Caggiano continued, “I question why there is such a rush to get everything open, everyone’s saying everything is fine, the water is okay to drink, and everything has been mitigated—and now we’re starting to hear, ‘Well, you might want to drink bottled water. We may have found that Norfolk Southern swept some contaminated soil underneath the railroad tracks.’
“Norfolk Southern has their people doing the testing, which is like the fox guarding the henhouse. Now the Ohio EPA is doing a lot of testing, with assists from the federal EPA.
“They’re saying, ‘We’re expanding some testing.’ Well, this should have been done from the get-go. Expand your testing, do everybody’s house. Wouldn’t you want your house tested? Yes, I would.”

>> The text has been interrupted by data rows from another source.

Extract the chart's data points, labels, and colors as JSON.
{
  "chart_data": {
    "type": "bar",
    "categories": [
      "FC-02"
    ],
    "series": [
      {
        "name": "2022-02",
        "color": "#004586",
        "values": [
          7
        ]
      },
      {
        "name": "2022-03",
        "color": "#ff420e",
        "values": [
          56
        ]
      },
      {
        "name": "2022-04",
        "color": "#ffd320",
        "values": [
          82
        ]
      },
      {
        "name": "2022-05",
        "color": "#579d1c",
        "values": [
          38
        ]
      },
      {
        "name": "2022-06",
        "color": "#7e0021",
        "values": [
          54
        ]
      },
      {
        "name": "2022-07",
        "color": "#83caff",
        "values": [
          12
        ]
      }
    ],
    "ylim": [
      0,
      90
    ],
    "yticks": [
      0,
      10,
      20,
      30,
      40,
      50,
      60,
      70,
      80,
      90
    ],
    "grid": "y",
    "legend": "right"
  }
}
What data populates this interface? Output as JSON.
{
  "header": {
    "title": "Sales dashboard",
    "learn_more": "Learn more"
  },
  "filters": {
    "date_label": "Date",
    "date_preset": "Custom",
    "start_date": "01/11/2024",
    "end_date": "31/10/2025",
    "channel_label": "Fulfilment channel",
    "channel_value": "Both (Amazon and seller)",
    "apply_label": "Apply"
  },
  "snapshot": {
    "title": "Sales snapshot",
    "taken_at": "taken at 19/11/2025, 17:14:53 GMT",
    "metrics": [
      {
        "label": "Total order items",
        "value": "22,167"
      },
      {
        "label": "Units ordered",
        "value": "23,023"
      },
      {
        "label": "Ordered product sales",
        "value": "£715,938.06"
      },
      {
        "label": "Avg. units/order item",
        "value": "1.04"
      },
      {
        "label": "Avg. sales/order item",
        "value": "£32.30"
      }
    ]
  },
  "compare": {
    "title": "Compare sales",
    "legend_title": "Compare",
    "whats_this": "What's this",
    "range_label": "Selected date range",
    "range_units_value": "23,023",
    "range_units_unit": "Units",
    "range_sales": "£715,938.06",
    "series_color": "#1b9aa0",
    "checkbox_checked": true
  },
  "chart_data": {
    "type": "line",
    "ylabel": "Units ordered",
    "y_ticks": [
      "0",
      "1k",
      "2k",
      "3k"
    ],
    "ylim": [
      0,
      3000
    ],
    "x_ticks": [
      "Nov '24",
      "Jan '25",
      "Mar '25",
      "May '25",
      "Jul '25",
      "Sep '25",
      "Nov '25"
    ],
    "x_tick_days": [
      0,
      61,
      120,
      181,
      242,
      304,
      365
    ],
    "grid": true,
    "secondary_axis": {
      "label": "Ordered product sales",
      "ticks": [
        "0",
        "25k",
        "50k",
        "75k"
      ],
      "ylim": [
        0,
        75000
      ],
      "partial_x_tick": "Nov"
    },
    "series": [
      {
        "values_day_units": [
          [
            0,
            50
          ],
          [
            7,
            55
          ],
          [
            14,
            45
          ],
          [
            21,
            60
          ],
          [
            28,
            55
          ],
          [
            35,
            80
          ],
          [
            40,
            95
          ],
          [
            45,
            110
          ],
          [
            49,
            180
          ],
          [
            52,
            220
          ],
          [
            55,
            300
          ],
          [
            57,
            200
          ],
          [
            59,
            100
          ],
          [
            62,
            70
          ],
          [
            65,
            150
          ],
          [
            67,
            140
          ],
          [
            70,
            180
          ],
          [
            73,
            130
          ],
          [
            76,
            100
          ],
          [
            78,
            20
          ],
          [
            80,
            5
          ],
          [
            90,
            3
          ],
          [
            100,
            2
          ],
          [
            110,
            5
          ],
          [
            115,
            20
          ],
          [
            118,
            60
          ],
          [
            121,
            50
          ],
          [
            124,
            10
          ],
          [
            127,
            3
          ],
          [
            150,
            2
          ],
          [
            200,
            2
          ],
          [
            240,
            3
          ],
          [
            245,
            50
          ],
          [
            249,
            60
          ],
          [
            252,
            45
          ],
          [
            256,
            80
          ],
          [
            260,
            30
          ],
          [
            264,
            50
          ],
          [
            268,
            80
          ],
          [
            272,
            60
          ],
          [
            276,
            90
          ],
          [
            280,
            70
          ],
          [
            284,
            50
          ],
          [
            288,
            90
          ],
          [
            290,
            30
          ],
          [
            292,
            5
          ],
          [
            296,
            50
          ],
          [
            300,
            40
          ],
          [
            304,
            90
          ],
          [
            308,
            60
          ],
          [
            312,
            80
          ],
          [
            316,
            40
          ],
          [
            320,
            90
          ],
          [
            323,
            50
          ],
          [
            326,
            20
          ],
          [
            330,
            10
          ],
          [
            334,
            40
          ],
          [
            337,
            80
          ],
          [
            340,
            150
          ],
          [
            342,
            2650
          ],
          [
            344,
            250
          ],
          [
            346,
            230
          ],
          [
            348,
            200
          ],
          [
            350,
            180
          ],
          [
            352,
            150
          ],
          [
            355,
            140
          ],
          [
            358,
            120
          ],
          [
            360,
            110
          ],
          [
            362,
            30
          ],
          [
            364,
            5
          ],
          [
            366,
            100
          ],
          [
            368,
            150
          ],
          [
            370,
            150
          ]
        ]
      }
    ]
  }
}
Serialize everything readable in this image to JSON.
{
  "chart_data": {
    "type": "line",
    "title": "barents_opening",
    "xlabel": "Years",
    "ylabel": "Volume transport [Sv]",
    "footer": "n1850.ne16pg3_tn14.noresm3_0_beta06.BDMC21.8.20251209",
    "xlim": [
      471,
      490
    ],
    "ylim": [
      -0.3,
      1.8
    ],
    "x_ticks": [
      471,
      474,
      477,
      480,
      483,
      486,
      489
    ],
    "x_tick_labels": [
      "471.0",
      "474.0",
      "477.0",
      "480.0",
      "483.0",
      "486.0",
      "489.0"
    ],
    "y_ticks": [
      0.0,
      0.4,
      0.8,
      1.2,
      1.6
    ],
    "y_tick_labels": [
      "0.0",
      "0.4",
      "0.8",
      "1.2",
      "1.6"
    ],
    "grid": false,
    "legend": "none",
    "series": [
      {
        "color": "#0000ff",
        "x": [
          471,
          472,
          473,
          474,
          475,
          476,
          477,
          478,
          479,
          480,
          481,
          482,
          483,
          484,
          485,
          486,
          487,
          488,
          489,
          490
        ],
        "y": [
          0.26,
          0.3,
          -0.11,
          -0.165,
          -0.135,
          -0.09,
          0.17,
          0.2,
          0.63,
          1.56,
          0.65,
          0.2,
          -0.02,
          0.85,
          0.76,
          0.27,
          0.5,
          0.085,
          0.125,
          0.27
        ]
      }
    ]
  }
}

Caggiano referred to the doctor from the Ohio Health Department who earlier this week downplayed the health risks by saying that “volatile, organic chemicals are everywhere.” They are, Caggiano said, adding, “Every time you fill your car up with gas you are exposed to volatile chemicals. Yeah, but every day, you’re not exposed to 20 tanker cars filled with 113,000 gallons worth of a volatile organic chemical being detonated in your backyard.”
Referring to the working class population of town, which like the rest of the region has been hard hit by decades of deindustrialization, Caggiano said, “East Palestine is a poor community. We’re not talking Mentor here [a more affluent suburb of Cleveland], we’re talking more like inner city Detroit.”
Pointing to the cover-up by federal, state and local officials, he said, “Everything that I knew would be coming up, and they said would not be an issue, has now become an issue. These poor people in East Palestine are being, what we called mushroomed, kept in the dark and fed BS.”
He continued, “This is exactly what happened at Love Canal. If you go back and read everything, they said, ‘It’s all in your mind. Well, there might be a little contamination. Well, there’s a little bit more contamination. Well, there is a lot of contamination. Well, it’s okay to live here as long as you don’t breach the cap on exposure. Well, you can’t live here anymore, we’re going to buy your houses out.’ It all sounds familiar.
“These are things that make you wonder: Do they know what they are doing, or are they keeping something from you? Are they trying to help the rail company mitigate large lawsuits? I don’t know why this is going on, but I know that it is wrong, and everything that I said was wrong is now coming out. It needs to be handled, somebody has to step in and say enough is enough. This has to be cleaned up.”
Referring to Norfolk Southern, he said, “The company just spent billions on stock buybacks for its investors. An old friend of mine said, ‘Money is the mother’s milk of politics.’ I’m sure they have plenty to spread around. And they don’t give you that money because they like you. They give you that money because now you owe them a favor.”